O tom do discurso será a necessidade de realizar ajustes na máquina pública para melhorar a situação fiscal. O objetivo é sinalizar tanto ao mercado como à sociedade que o governo interino não está parado e tentará fazer o país voltar a crescer.

A expectativa é que Temer também dará detalhes medidas que serão enviadas ao Congresso Nacional em curto e médio prazos, como as reformas previdenciária e trabalhista, e faça um esclarecimento público para mostrar o que a equipe do peemedebista chama de “inventário de problemas” herdados do governo anterior.

A ideia avaliada é apresentar a real dimensão do rombo fiscal do país, o quadro de dificuldade econômica de pastas e secretarias e elencar gastos e despesas sem receita feitos no apagar das luzes do governo petista. O discurso foi discutido ontem pela junta orçamentária do governo interino e deve ser fechado neste fim de semana.

Como o presidente interino teme um desgaste com um aumento da carga tributária, a estratégia será criar uma narrativa pública que justifique uma iniciativa neste sentido. A ideia é reforçar o discurso de que o quadro econômico é grave e serão necessárias medidas amargas para estabilizar a economia e voltar a gerar emprego. A proposta é que, após o discurso, Temer leve pessoalmente ao Congresso a proposta de mudança da meta fiscal.

O ROMBO
A nova projeção para o rombo nas contas do governo – R$ 170,5 bilhões, diferença entre receitas e despesas – anunciada ontem pelos ministérios da Fazenda e do Planejamento é bastante superior a enviada pela equipe econômica do governo Dilma há dois meses, quando previa um déficit de R$ 96,7 bilhões em 2016. Inicialmente, o governo trabalhava com superávit de R$ 24 bilhões.

A nova equipe econômica também reviu a projeção de queda no PIB (Produto Interno Bruto) do ano de -3,05% para -3,80% (a projeção da pesquisa Focus mais recente é -3,88%). Em fevereiro e março já haviam sido anunciadas dos cortes que somavam quase R$ 45 bilhões. Se a nova meta for aprovada, será possível liberar uma parte desse valor, R$ 21,2 bilhões.

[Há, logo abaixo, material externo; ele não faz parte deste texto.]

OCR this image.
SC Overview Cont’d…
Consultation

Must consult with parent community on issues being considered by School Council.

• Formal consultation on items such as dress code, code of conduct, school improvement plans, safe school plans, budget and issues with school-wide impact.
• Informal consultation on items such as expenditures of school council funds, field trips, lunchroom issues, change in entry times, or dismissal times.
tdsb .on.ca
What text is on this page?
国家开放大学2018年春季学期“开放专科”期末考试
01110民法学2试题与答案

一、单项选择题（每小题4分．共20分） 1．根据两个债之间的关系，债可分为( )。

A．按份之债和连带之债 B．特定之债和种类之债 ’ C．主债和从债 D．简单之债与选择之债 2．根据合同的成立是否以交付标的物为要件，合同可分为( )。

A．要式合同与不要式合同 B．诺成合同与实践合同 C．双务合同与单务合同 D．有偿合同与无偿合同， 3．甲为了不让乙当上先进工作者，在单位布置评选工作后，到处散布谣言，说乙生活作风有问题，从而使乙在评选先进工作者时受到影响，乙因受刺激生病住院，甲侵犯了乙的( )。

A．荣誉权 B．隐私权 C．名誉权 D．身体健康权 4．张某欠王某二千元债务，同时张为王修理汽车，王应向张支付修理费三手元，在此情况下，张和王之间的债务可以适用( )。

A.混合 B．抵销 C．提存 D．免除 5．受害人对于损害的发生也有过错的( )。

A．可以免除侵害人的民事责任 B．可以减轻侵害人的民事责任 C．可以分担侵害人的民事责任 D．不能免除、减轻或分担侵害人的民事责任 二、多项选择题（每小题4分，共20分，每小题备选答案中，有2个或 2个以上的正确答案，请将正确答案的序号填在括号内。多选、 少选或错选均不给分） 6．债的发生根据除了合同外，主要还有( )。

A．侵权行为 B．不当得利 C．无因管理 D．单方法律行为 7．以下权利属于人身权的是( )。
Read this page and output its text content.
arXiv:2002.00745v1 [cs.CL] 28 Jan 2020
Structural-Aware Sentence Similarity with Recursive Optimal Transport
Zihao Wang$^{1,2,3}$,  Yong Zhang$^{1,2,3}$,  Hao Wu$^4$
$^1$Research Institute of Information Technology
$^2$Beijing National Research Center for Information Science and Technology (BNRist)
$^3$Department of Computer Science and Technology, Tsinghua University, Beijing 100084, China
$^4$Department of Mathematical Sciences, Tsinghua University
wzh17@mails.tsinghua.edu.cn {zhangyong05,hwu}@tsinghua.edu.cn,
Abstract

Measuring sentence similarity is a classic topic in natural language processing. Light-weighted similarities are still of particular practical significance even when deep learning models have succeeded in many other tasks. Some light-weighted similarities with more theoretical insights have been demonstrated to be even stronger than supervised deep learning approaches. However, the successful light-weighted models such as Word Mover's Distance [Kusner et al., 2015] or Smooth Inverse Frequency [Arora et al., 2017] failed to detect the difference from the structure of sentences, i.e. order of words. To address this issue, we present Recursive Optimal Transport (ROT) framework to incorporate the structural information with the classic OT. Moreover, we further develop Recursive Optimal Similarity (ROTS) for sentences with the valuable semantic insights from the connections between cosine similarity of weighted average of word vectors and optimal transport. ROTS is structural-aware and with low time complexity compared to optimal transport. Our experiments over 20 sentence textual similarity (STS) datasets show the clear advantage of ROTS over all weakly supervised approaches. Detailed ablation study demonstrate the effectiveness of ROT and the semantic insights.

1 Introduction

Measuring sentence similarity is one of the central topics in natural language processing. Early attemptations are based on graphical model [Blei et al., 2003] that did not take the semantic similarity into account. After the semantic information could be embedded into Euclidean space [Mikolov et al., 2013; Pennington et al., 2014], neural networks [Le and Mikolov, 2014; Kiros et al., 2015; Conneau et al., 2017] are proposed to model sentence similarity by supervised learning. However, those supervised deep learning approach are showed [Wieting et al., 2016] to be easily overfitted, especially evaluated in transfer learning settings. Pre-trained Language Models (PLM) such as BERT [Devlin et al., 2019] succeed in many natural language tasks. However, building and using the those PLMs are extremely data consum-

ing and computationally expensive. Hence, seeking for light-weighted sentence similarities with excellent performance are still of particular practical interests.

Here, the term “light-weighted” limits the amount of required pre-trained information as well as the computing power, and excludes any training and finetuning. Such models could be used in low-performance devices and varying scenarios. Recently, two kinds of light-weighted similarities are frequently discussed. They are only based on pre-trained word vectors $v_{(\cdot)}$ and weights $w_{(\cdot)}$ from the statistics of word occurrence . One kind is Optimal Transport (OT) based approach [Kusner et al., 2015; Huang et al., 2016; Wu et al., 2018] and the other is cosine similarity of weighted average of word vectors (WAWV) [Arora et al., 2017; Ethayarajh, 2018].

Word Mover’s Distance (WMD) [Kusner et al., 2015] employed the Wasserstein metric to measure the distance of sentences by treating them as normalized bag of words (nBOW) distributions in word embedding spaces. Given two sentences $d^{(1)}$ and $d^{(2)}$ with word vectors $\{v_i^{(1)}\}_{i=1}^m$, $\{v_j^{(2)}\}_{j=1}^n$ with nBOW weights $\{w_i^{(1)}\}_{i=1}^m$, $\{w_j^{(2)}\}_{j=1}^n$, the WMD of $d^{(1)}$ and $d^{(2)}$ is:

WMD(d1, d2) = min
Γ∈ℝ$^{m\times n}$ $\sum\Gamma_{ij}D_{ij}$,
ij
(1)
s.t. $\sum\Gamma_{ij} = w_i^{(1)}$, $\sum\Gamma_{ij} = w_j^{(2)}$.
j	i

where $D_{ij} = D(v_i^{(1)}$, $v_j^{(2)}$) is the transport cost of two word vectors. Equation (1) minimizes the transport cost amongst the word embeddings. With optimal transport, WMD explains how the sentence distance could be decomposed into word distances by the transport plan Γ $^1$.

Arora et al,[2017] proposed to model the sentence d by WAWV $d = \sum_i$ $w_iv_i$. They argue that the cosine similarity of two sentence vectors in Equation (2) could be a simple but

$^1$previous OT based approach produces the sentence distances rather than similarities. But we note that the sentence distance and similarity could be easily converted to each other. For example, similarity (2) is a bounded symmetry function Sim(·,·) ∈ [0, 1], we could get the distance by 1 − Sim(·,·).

A equipe também colocou na conta despesas com PAC (Programa de Aceleração do Crescimento), Defesa e Saúde, um total de R$ 15,5 bilhões.

O governo ainda está prevendo na conta um bloco de receitas e despesas, que não serão detalhadas, mas terão como resultado líquido uma despesa de R$ 19,9 bilhões. Entram nesse cálculo, por exemplo, aumento de despesa na renegociações com os estados, receitas com regularização de capitais no exterior e mais desembolsos com restos a pagar.

O ministro da Fazenda, Henrique Meirelles, disse que os números não consideram medidas que serão anunciadas na próxima semana. Algumas delas dependem de aprovação do Congresso. Também não está prevista arrecadação com a CPMF nem a possibilidade de um socorro à Eletrobras. O ministro Romero Jucá (Planejamento) disse que o número de R$ 170,5 bilhões é um teto e o governo vai trabalhar para cortar despesas. Ficou mantida a previsão de que estados e municípios farão um superávit de R$ 6,55 bilhões neste ano, o que reduz o déficit total do setor público para R$ 163,94 bilhões.